On weekends, Na and I would sit on the plastic, banana yellow swings that hung side-by-side on the metal structure Dad put together one afternoon for Na's birthday. We would compete to see who could swing the highest. We would practice jumping off the swings, pretending like we were gymnasts trying to stick a perfect landing. We would sit on the swings and read our Animoprhs and Babysitter's Club books until the sprinklers would come on by accident and chase us away. We'd swing and swing, tilting our heads back to look at the bright blue sky and fight over whether the clouds were shaped like bunnies or dragons or pirate ships.

My childhood was spent in that backyard. Dad would barbecue on hot summer nights and we'd sit outside, eating our corn on the cob and enjoying the sunset. When night fell, we'd light tiki torches and lanterns and dance around the grass underneath the stars. We would jump up and down as airplanes flew over us, waving at the blinking light in the distance, pretending as if that blinking light meant the pilot could see us so far from the ground. After ice cream or fruits, Na and I would get back on those swings, and swing and swing as if it were daytime, but instead of imagining cloud shapes, we'd look for constellations.

And then we'd go to bed. Na and I would talk. Sometimes we'd listen to music, the volume on our boombox turned down real low so Mom couldn't hear. We'd listen to the crickets chipring in our backyard through the open screen from our bedroom. It was comfortable.

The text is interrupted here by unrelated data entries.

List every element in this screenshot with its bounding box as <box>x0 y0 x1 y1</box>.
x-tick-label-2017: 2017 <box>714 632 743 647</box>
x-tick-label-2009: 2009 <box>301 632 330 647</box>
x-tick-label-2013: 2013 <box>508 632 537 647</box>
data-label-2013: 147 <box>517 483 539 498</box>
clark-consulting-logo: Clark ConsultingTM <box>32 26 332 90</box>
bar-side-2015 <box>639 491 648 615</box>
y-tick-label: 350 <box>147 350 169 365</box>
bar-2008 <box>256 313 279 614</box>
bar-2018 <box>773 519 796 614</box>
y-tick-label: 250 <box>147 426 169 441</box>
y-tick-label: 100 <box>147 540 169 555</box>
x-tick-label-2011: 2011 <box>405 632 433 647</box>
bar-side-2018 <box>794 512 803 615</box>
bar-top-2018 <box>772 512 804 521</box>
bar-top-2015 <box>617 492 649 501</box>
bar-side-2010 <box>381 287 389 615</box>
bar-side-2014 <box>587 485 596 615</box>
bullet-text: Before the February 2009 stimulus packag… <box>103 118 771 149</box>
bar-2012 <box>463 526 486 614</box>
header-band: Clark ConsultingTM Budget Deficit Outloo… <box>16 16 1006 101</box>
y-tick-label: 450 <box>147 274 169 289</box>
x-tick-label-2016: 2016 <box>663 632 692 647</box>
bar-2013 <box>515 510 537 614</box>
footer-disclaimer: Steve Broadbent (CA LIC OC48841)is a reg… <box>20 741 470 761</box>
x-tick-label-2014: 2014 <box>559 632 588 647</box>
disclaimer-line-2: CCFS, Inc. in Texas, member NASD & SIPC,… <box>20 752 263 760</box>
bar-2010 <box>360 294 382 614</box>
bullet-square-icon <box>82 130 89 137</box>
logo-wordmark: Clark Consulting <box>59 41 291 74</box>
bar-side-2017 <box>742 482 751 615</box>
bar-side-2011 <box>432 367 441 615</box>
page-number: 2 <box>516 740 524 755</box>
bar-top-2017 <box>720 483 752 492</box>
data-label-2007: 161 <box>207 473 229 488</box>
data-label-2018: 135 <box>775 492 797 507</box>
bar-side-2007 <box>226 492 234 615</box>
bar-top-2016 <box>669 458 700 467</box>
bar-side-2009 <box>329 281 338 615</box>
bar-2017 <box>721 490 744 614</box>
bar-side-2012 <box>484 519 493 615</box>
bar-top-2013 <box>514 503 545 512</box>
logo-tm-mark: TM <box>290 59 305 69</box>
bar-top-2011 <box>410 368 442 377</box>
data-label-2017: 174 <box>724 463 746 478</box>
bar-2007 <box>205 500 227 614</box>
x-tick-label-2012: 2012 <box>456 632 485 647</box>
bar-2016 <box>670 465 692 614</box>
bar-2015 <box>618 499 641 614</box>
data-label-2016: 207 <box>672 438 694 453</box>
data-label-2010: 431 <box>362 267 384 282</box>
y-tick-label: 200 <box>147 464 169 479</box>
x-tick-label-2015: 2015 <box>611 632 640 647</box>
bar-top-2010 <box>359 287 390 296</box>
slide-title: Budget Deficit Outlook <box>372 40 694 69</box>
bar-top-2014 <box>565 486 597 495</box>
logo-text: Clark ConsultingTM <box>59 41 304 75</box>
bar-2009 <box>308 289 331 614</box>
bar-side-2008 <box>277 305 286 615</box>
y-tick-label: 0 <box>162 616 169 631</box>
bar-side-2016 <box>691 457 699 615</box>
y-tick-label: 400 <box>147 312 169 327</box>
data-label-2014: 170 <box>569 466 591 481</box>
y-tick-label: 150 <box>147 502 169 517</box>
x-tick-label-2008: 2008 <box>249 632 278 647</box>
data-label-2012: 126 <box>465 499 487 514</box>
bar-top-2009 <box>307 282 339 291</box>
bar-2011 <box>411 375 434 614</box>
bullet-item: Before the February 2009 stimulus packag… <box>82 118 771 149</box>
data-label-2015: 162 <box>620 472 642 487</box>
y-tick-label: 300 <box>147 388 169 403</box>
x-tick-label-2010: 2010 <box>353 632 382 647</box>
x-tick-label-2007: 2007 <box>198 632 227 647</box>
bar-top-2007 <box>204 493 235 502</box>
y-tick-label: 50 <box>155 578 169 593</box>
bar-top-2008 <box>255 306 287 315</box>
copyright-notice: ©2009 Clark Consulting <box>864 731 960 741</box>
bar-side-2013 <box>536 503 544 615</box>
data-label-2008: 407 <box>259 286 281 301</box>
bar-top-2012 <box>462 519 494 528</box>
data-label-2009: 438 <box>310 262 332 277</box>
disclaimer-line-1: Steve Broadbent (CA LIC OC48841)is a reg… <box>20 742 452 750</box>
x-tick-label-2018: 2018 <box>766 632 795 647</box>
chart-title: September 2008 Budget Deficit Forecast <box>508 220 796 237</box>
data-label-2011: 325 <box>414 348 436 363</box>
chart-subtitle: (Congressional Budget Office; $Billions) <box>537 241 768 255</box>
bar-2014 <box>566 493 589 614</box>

I took it for granted, because as the years passed and our neighborhood changed, we stopped going out to that backyard. The garden died. Dad got distracted and would forget to prune the trees. When the peaches fell, it become a chore to pick them up, and years would go by where we'd have no fresh fruit to share or enjoy. The play structure got rusty and the wooden benches I watched Dad build one afternoon rotted. And then we got busier and busier and nobody had the time or energy to take care of that backyard. We neglected it, and by the time we realized it, it was too late to fix it. So we just let it get worse.

Last winter break, I stepped outside to the backyard for the first time since leaving Sacramento--and I mean really stepped outside, because waffling near the side gate and poking at the plants is not the same. I walked outside to the patio where we used to have our barbecues and didn't recognize that backyard anymore. The grass was all dead. The Japanese maple was dulled. There was no more apple pear tree and the peach tree looked as if it would collapse under the weight of its branches. The backyard grew old, just like the rest of us as we age. But that's the wonderful thing about memories: those never grow old. And that's why I still remember exactly what it felt like to be a child in that yard. Despite what it is now and what we let it become, it will always be something I loved.